Meta has an Open Source Dilemma: The Changing Landscape of AI Foundation Models
Open source software has long symbolized transparency, community collaboration, and the unrestricted sharing of knowledge. However, in the realm of AI foundation models, the concept of openness and transparency is taking on new dimensions. In a rapidly evolving world of AI technology, major players like Meta and OpenAI have released powerful models, but the extent to which these models adhere to open-source principles is a matter of ongoing debate.
In recent months, Meta made a significant move by releasing its large language model, Llama 2, to the public, labeling it as open source. This decision, while considered a step toward increased accessibility and transparency, has raised concerns among open source advocates. While Llama 2 is available for free, it comes with certain limitations that fall short of the stringent requirements set by the Open Source Initiative (OSI).
Not-So-Open Open Source
The Open Source Initiative defines open source as more than simply sharing code or research. True open source entails free redistribution, access to source code, allowance for modifications, and independence from specific products. Despite its public accessibility, Llama 2, by Meta’s admission, imposes restrictions such as licensing fees for developers with over 700 million daily users and limitations on training other models using Llama 2.
Researchers from Radboud University in the Netherlands argue that Meta’s claim of Llama 2 being open source is “misleading.” This raises the question of whether major AI companies are genuinely committed to open source principles or if their openness comes with asterisks.
Striking the Balance
Joelle Pineau, FAIR lead and Meta’s VP for AI research, acknowledges the limitations in Meta’s approach to openness. She argues that finding a balance between information-sharing and safeguarding Meta’s business interests is essential. The limited approach to openness has encouraged Meta’s researchers to prioritize safety and responsibility in their AI projects.
One of Meta’s notable open-source initiatives is PyTorch, a machine learning coding language. Released to the open-source community in 2016, PyTorch has seen significant contributions and improvements from external developers. Pineau emphasizes that the extent of openness depends on the maturity and safety of the code. When safety concerns are high, Meta is cautious about releasing research to a wider audience.
Fostering Collaborative Innovation
Meta is committed to fostering collaboration in the AI community. It actively participates in industry groups like the Partnership on AI and MLCommons to develop benchmarks and guidelines for safe model deployment. The company believes that a collective effort is necessary to promote safe and responsible AI in the open source community, as no single company can drive this conversation.
A Unique Approach in the AI Landscape
Meta’s approach to openness stands out in the world of major AI companies. Companies like OpenAI and Google have adopted different strategies, with OpenAI initially emphasizing open research but later shifting towards a more closed approach. Smaller developers, including Stability AI and EleutherAI, have made significant contributions to the open source space by regularly releasing new language models.
Meta’s Open Source License Challenges
One of the challenges in applying traditional open source licenses to AI models is the handling of vast amounts of external data. Traditional licenses provide limited liability to users and developers, making them ill-suited to address the unique risks associated with AI models. AI models like Llama 2 contain extensive training data, leading to potential liability issues. Pineau suggests that these licenses need to evolve to better suit the AI model landscape.
A Shifting Landscape
The open source landscape is evolving, with developers and companies leaning towards a more permissive approach. The post-open source revolution has seen open source principles giving way to a focus on accessibility and ease of use. Developers value the ability to deploy their preferred open-source software in the cloud with minimal friction.
The Role of Open Source
Open source, while not the primary focus, remains essential in rallying around standards and facilitating access to common skills and infrastructure. However, the debate over whether models like Llama 2 truly adhere to open-source principles is ongoing.

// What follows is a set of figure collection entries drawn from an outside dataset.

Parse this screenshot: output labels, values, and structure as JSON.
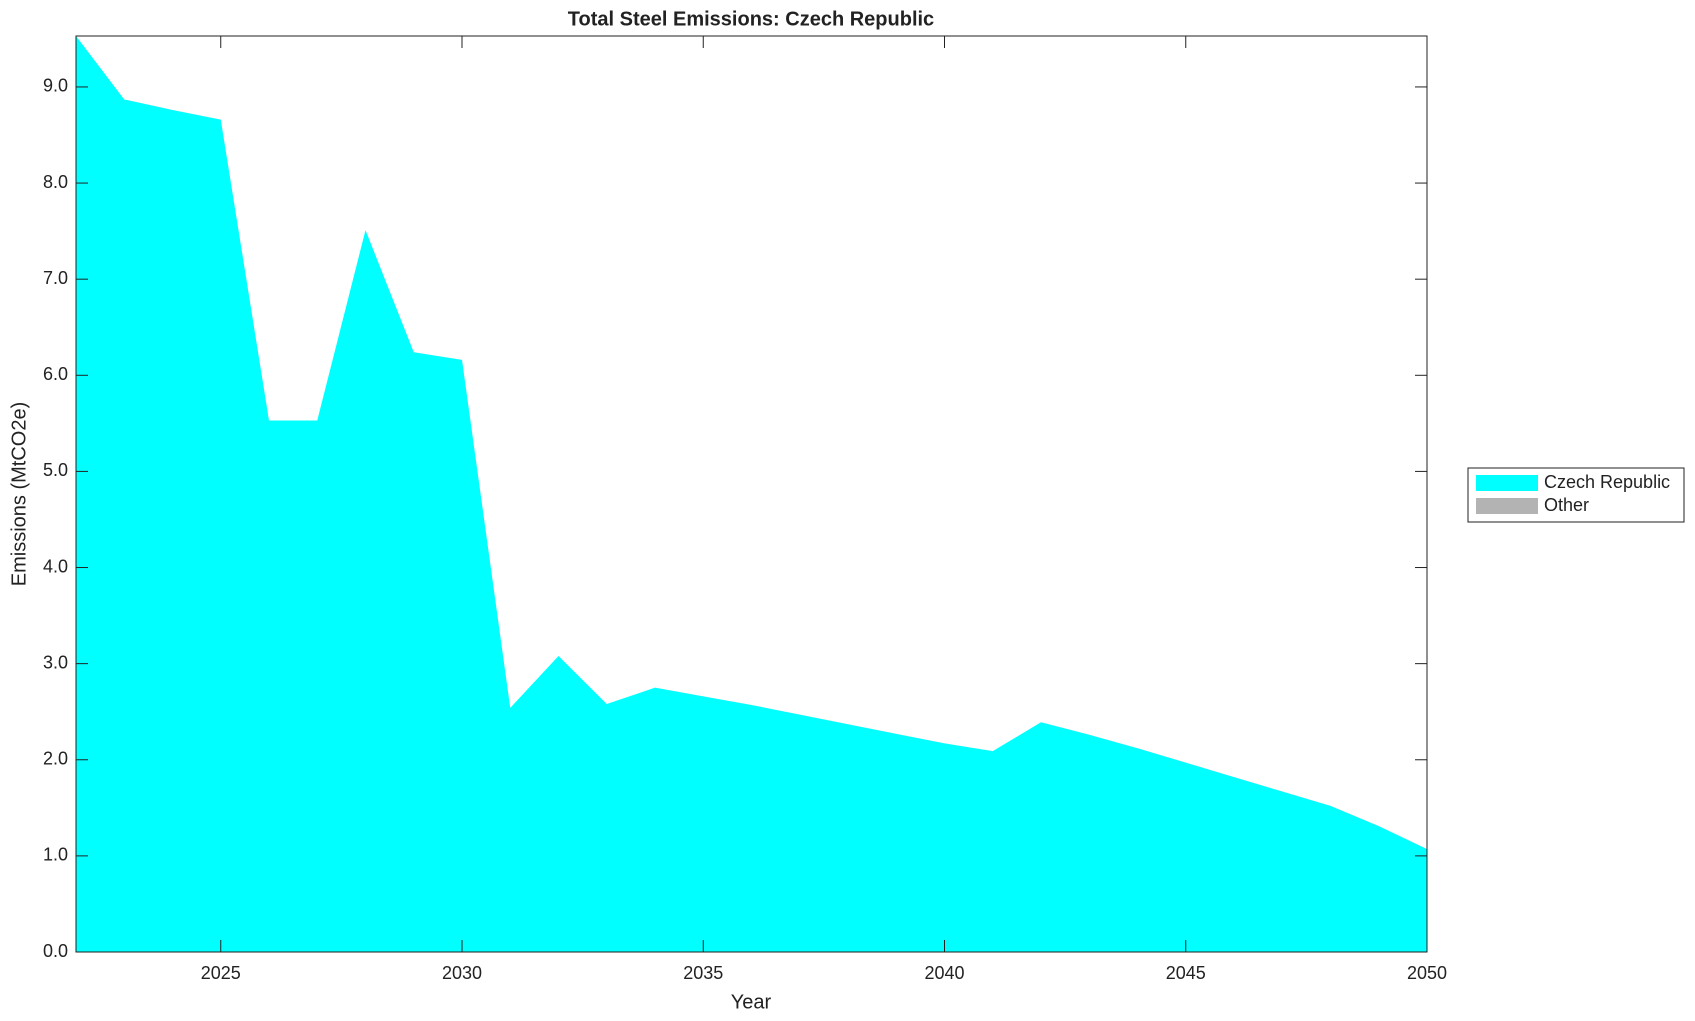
{
  "chart_data": {
    "type": "area",
    "stacked": true,
    "title": "Total Steel Emissions: Czech Republic",
    "x_label": "Year",
    "y_label": "Emissions (MtCO2e)",
    "x": [
      2022,
      2023,
      2024,
      2025,
      2026,
      2027,
      2028,
      2029,
      2030,
      2031,
      2032,
      2033,
      2034,
      2035,
      2036,
      2037,
      2038,
      2039,
      2040,
      2041,
      2042,
      2043,
      2044,
      2045,
      2046,
      2047,
      2048,
      2049,
      2050
    ],
    "series": [
      {
        "name": "Czech Republic",
        "color": "#00ffff",
        "values": [
          9.53,
          8.87,
          8.76,
          8.66,
          5.53,
          5.53,
          7.51,
          6.24,
          6.16,
          2.54,
          3.08,
          2.58,
          2.75,
          2.66,
          2.57,
          2.47,
          2.37,
          2.27,
          2.17,
          2.09,
          2.39,
          2.26,
          2.12,
          1.97,
          1.82,
          1.67,
          1.52,
          1.31,
          1.07
        ]
      },
      {
        "name": "Other",
        "color": "#b3b3b3",
        "values": [
          0,
          0,
          0,
          0,
          0,
          0,
          0,
          0,
          0,
          0,
          0,
          0,
          0,
          0,
          0,
          0,
          0,
          0,
          0,
          0,
          0,
          0,
          0,
          0,
          0,
          0,
          0,
          0,
          0
        ]
      }
    ],
    "xlim": [
      2022,
      2050
    ],
    "xticks": [
      2025,
      2030,
      2035,
      2040,
      2045,
      2050
    ],
    "ylim": [
      0,
      9.53
    ],
    "yticks": [
      {
        "value": 0,
        "label": "0.0"
      },
      {
        "value": 1,
        "label": "1.0"
      },
      {
        "value": 2,
        "label": "2.0"
      },
      {
        "value": 3,
        "label": "3.0"
      },
      {
        "value": 4,
        "label": "4.0"
      },
      {
        "value": 5,
        "label": "5.0"
      },
      {
        "value": 6,
        "label": "6.0"
      },
      {
        "value": 7,
        "label": "7.0"
      },
      {
        "value": 8,
        "label": "8.0"
      },
      {
        "value": 9,
        "label": "9.0"
      }
    ],
    "legend_position": "outside-right",
    "grid": false
  }
}
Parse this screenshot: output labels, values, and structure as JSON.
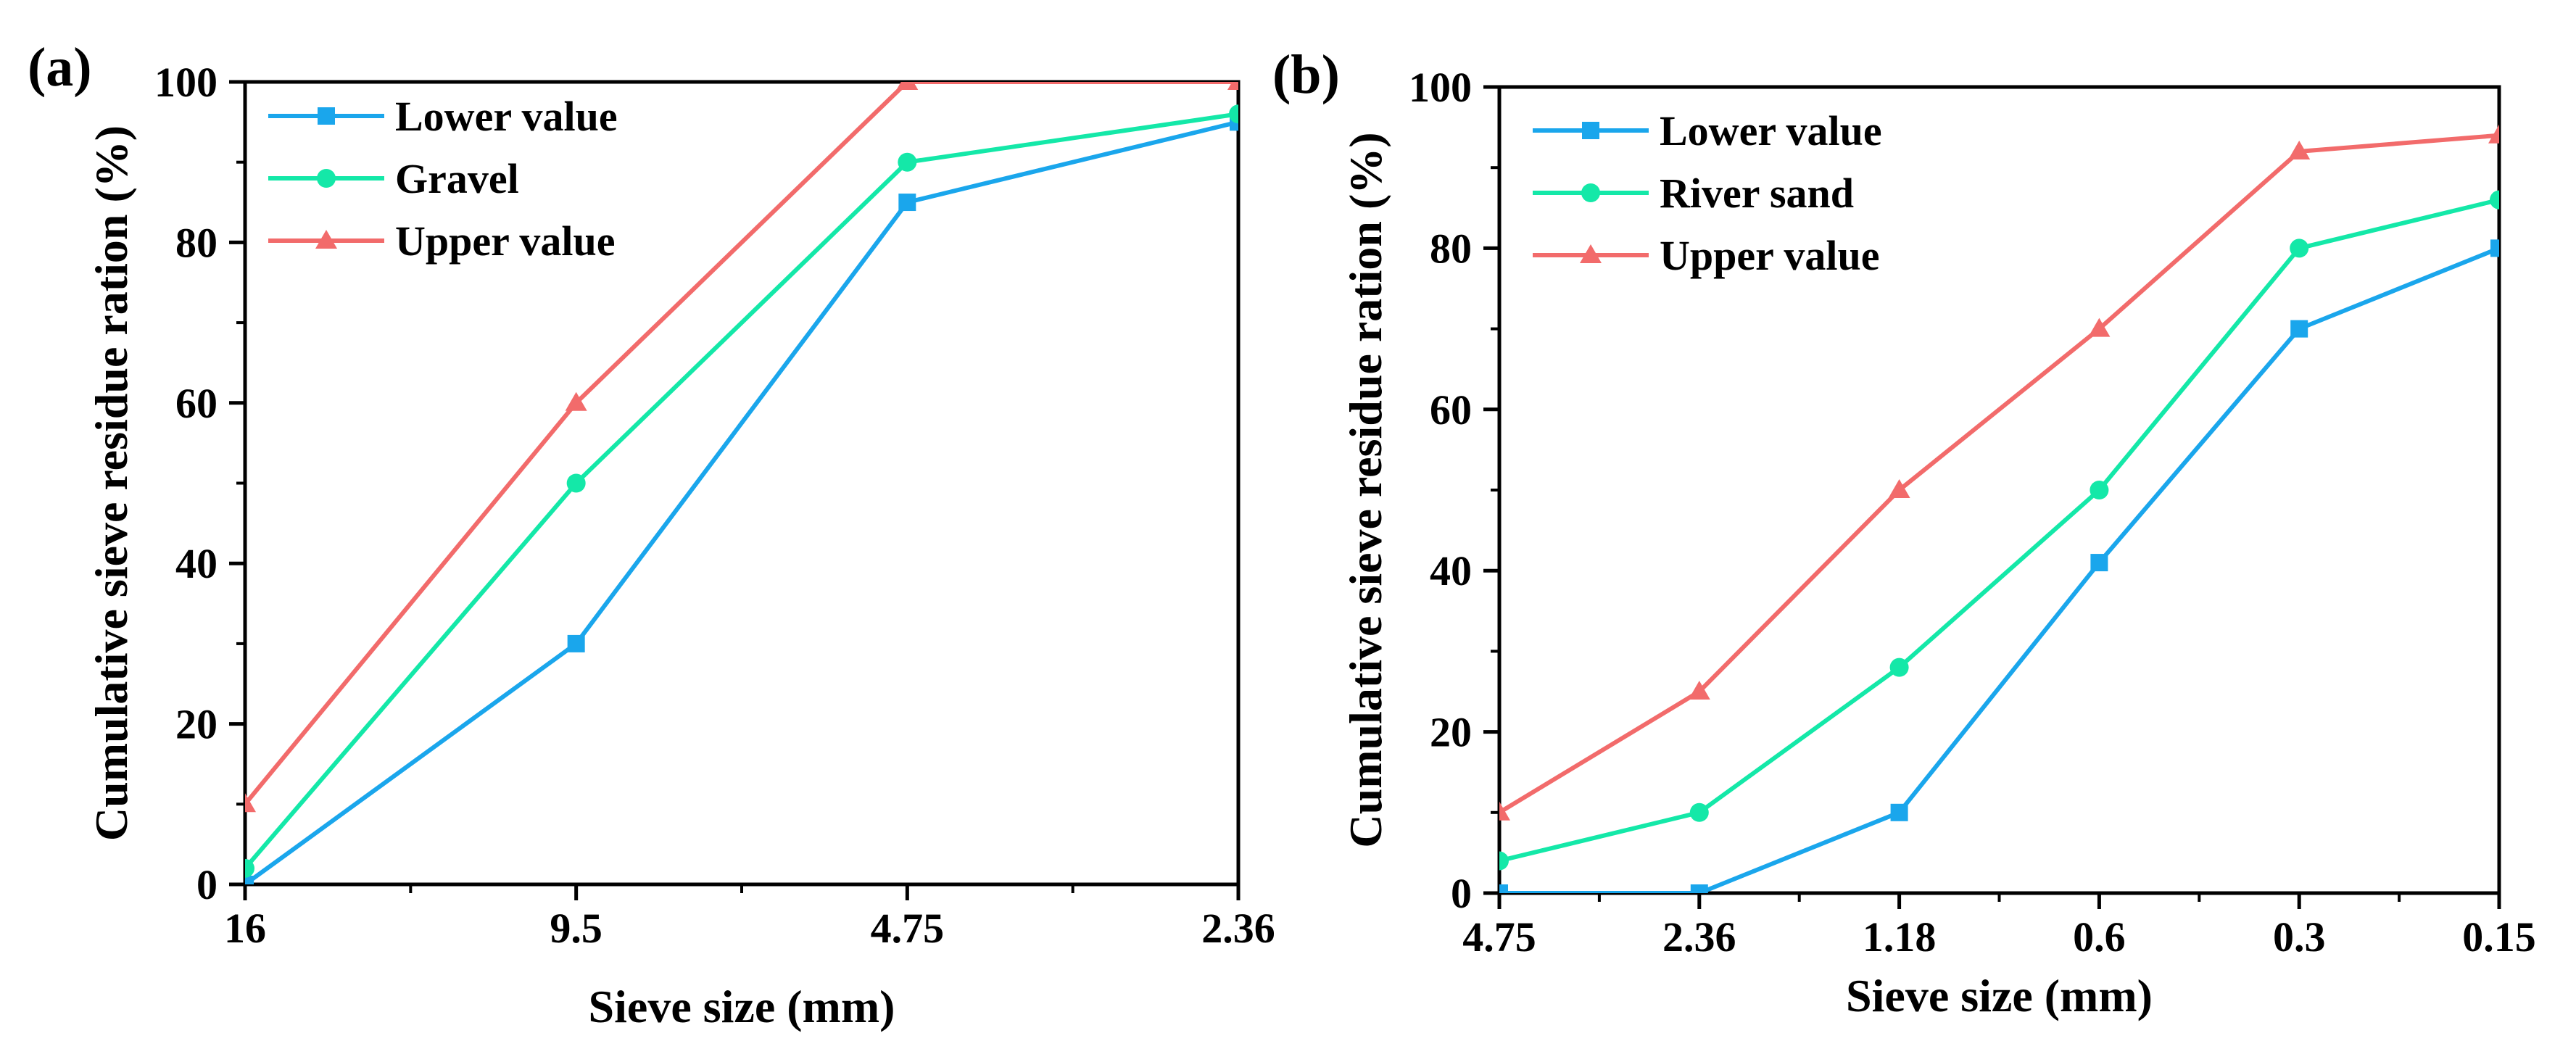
{
  "chart_data": [
    {
      "panel_label": "(a)",
      "type": "line",
      "xlabel": "Sieve size (mm)",
      "ylabel": "Cumulative sieve residue ration (%)",
      "categories": [
        "16",
        "9.5",
        "4.75",
        "2.36"
      ],
      "ylim": [
        0,
        100
      ],
      "yticks": [
        "0",
        "20",
        "40",
        "60",
        "80",
        "100"
      ],
      "grid": false,
      "legend_position": "top-left",
      "series": [
        {
          "name": "Lower value",
          "color": "#1AA6EC",
          "marker": "square",
          "values": [
            0,
            30,
            85,
            95
          ]
        },
        {
          "name": "Gravel",
          "color": "#14E8A8",
          "marker": "circle",
          "values": [
            2,
            50,
            90,
            96
          ]
        },
        {
          "name": "Upper value",
          "color": "#F26B6B",
          "marker": "triangle",
          "values": [
            10,
            60,
            100,
            100
          ]
        }
      ]
    },
    {
      "panel_label": "(b)",
      "type": "line",
      "xlabel": "Sieve size (mm)",
      "ylabel": "Cumulative sieve residue ration (%)",
      "categories": [
        "4.75",
        "2.36",
        "1.18",
        "0.6",
        "0.3",
        "0.15"
      ],
      "ylim": [
        0,
        100
      ],
      "yticks": [
        "0",
        "20",
        "40",
        "60",
        "80",
        "100"
      ],
      "grid": false,
      "legend_position": "top-left",
      "series": [
        {
          "name": "Lower value",
          "color": "#1AA6EC",
          "marker": "square",
          "values": [
            0,
            0,
            10,
            41,
            70,
            80
          ]
        },
        {
          "name": "River sand",
          "color": "#14E8A8",
          "marker": "circle",
          "values": [
            4,
            10,
            28,
            50,
            80,
            86
          ]
        },
        {
          "name": "Upper value",
          "color": "#F26B6B",
          "marker": "triangle",
          "values": [
            10,
            25,
            50,
            70,
            92,
            94
          ]
        }
      ]
    }
  ]
}
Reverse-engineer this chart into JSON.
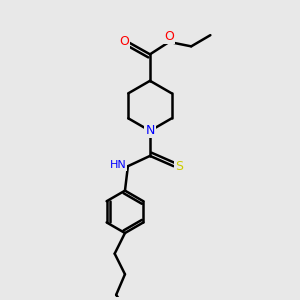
{
  "background_color": "#e8e8e8",
  "atom_colors": {
    "O": "#ff0000",
    "N": "#0000ff",
    "S": "#cccc00",
    "C": "#000000",
    "H": "#808080"
  },
  "bond_color": "#000000",
  "bond_width": 1.8,
  "figsize": [
    3.0,
    3.0
  ],
  "dpi": 100
}
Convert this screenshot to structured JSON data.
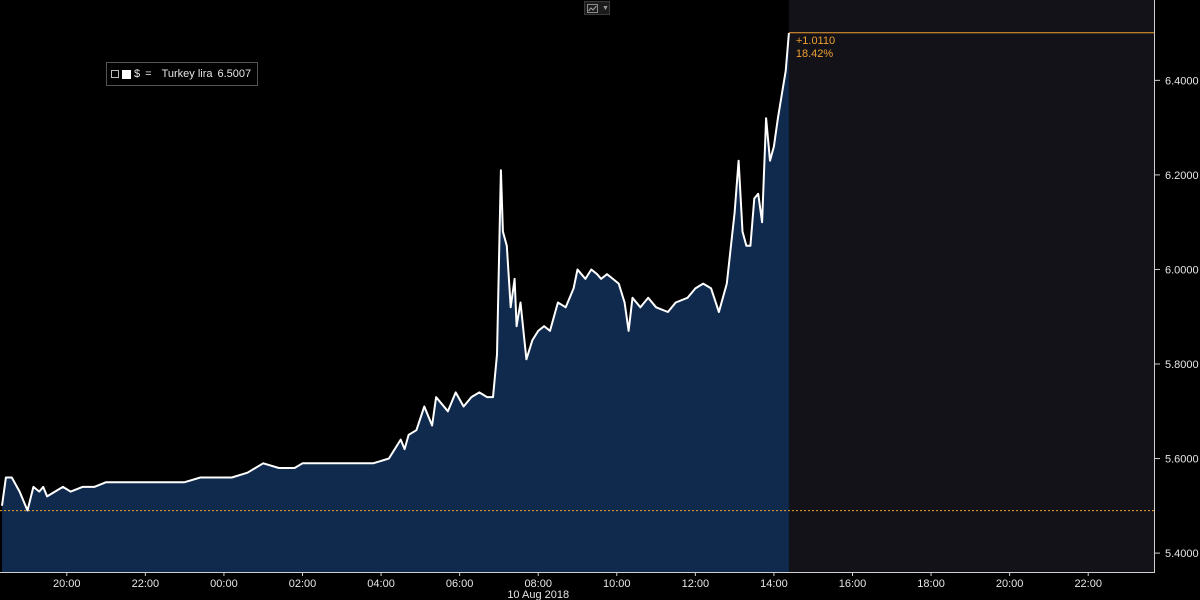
{
  "toolbar": {
    "chart_type_icon": "line-chart-icon",
    "dropdown_icon": "chevron-down-icon"
  },
  "legend": {
    "toggle_icon": "expand-icon",
    "series_color": "#ffffff",
    "symbol": "$",
    "equals": "=",
    "name": "Turkey lira",
    "value": "6.5007"
  },
  "chart_data": {
    "type": "area",
    "title": "",
    "xlabel": "",
    "ylabel": "",
    "date_label": "10 Aug 2018",
    "x_ticks": [
      "20:00",
      "22:00",
      "00:00",
      "02:00",
      "04:00",
      "06:00",
      "08:00",
      "10:00",
      "12:00",
      "14:00",
      "16:00",
      "18:00",
      "20:00",
      "22:00"
    ],
    "x_tick_hours": [
      20,
      22,
      24,
      26,
      28,
      30,
      32,
      34,
      36,
      38,
      40,
      42,
      44,
      46
    ],
    "xlim_hours": [
      18.3,
      47.7
    ],
    "y_ticks": [
      "5.4000",
      "5.6000",
      "5.8000",
      "6.0000",
      "6.2000",
      "6.4000"
    ],
    "y_tick_values": [
      5.4,
      5.6,
      5.8,
      6.0,
      6.2,
      6.4
    ],
    "ylim": [
      5.36,
      6.57
    ],
    "grid": false,
    "colors": {
      "line": "#ffffff",
      "fill": "#0f2a4c",
      "future_bg": "#121218",
      "reference": "#f0a030",
      "axis_text": "#e6e6e6"
    },
    "reference_value": 5.4897,
    "last_value": 6.5007,
    "annotation": {
      "change": "+1.0110",
      "percent": "18.42%"
    },
    "series": [
      {
        "name": "Turkey lira",
        "x": [
          18.35,
          18.45,
          18.6,
          18.8,
          19.0,
          19.15,
          19.3,
          19.4,
          19.5,
          19.7,
          19.9,
          20.1,
          20.4,
          20.7,
          21.0,
          21.4,
          21.8,
          22.2,
          22.6,
          23.0,
          23.4,
          23.8,
          24.2,
          24.6,
          25.0,
          25.4,
          25.8,
          26.0,
          26.2,
          26.5,
          26.8,
          27.0,
          27.4,
          27.8,
          28.2,
          28.5,
          28.6,
          28.7,
          28.9,
          29.1,
          29.3,
          29.4,
          29.5,
          29.7,
          29.9,
          30.1,
          30.3,
          30.5,
          30.7,
          30.85,
          30.95,
          31.05,
          31.1,
          31.2,
          31.3,
          31.4,
          31.45,
          31.55,
          31.7,
          31.85,
          32.0,
          32.15,
          32.3,
          32.5,
          32.7,
          32.9,
          33.0,
          33.1,
          33.2,
          33.35,
          33.5,
          33.6,
          33.75,
          33.9,
          34.05,
          34.2,
          34.3,
          34.4,
          34.6,
          34.8,
          35.0,
          35.3,
          35.5,
          35.8,
          36.0,
          36.2,
          36.4,
          36.6,
          36.8,
          37.0,
          37.1,
          37.2,
          37.3,
          37.4,
          37.5,
          37.6,
          37.7,
          37.8,
          37.9,
          38.0,
          38.1,
          38.2,
          38.3,
          38.38
        ],
        "y": [
          5.5,
          5.56,
          5.56,
          5.53,
          5.49,
          5.54,
          5.53,
          5.54,
          5.52,
          5.53,
          5.54,
          5.53,
          5.54,
          5.54,
          5.55,
          5.55,
          5.55,
          5.55,
          5.55,
          5.55,
          5.56,
          5.56,
          5.56,
          5.57,
          5.59,
          5.58,
          5.58,
          5.59,
          5.59,
          5.59,
          5.59,
          5.59,
          5.59,
          5.59,
          5.6,
          5.64,
          5.62,
          5.65,
          5.66,
          5.71,
          5.67,
          5.73,
          5.72,
          5.7,
          5.74,
          5.71,
          5.73,
          5.74,
          5.73,
          5.73,
          5.82,
          6.21,
          6.08,
          6.05,
          5.92,
          5.98,
          5.88,
          5.93,
          5.81,
          5.85,
          5.87,
          5.88,
          5.87,
          5.93,
          5.92,
          5.96,
          6.0,
          5.99,
          5.98,
          6.0,
          5.99,
          5.98,
          5.99,
          5.98,
          5.97,
          5.93,
          5.87,
          5.94,
          5.92,
          5.94,
          5.92,
          5.91,
          5.93,
          5.94,
          5.96,
          5.97,
          5.96,
          5.91,
          5.97,
          6.12,
          6.23,
          6.08,
          6.05,
          6.05,
          6.15,
          6.16,
          6.1,
          6.32,
          6.23,
          6.26,
          6.32,
          6.37,
          6.42,
          6.5
        ]
      }
    ]
  }
}
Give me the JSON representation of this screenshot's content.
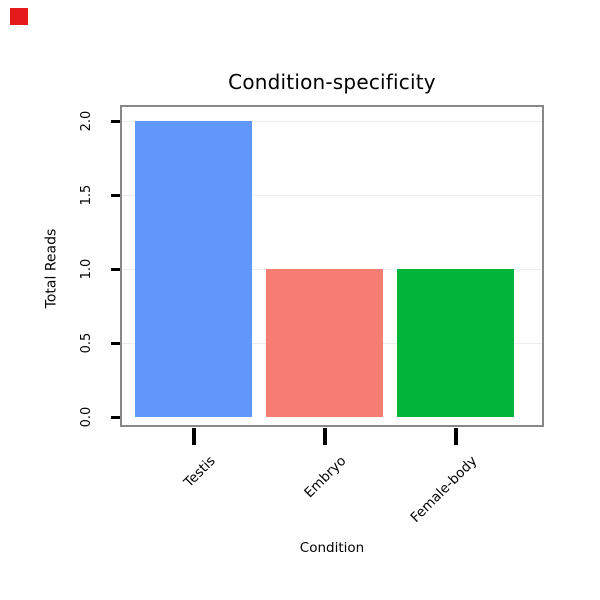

The Transparency Challenge
A recent report from Stanford HAI highlights a broader concern in the AI industry. Major developers of foundation models, including Meta and OpenAI, are criticized for not providing sufficient information about the potential societal impact of their models. Stanford HAI introduced the Foundation Model Transparency Index to assess the transparency of the top 10 AI models, including Llama 2, BloomZ, and GPT-4. While these models scored moderately on transparency, none disclosed information about societal impact, privacy, copyright, or bias complaints.
In the world of AI foundation models, the concept of open source is evolving. Major companies like Meta and OpenAI are striving to balance accessibility, transparency, and business interests. The open source landscape is shifting towards a more permissive approach, with ease of access and use taking precedence.
As AI technology continues to advance, the definition of openness in the open source community is undergoing a transformation. The challenge lies in finding the right balance between collaboration and protecting intellectual property. While the debate over the openness of AI foundation models continues, the focus remains on enabling developers to build with minimal friction and greater opportunity in our increasingly cloudified software world. In this evolving landscape, the definition of “open source” may be less critical than the practicality of access and use for developers and researchers alike.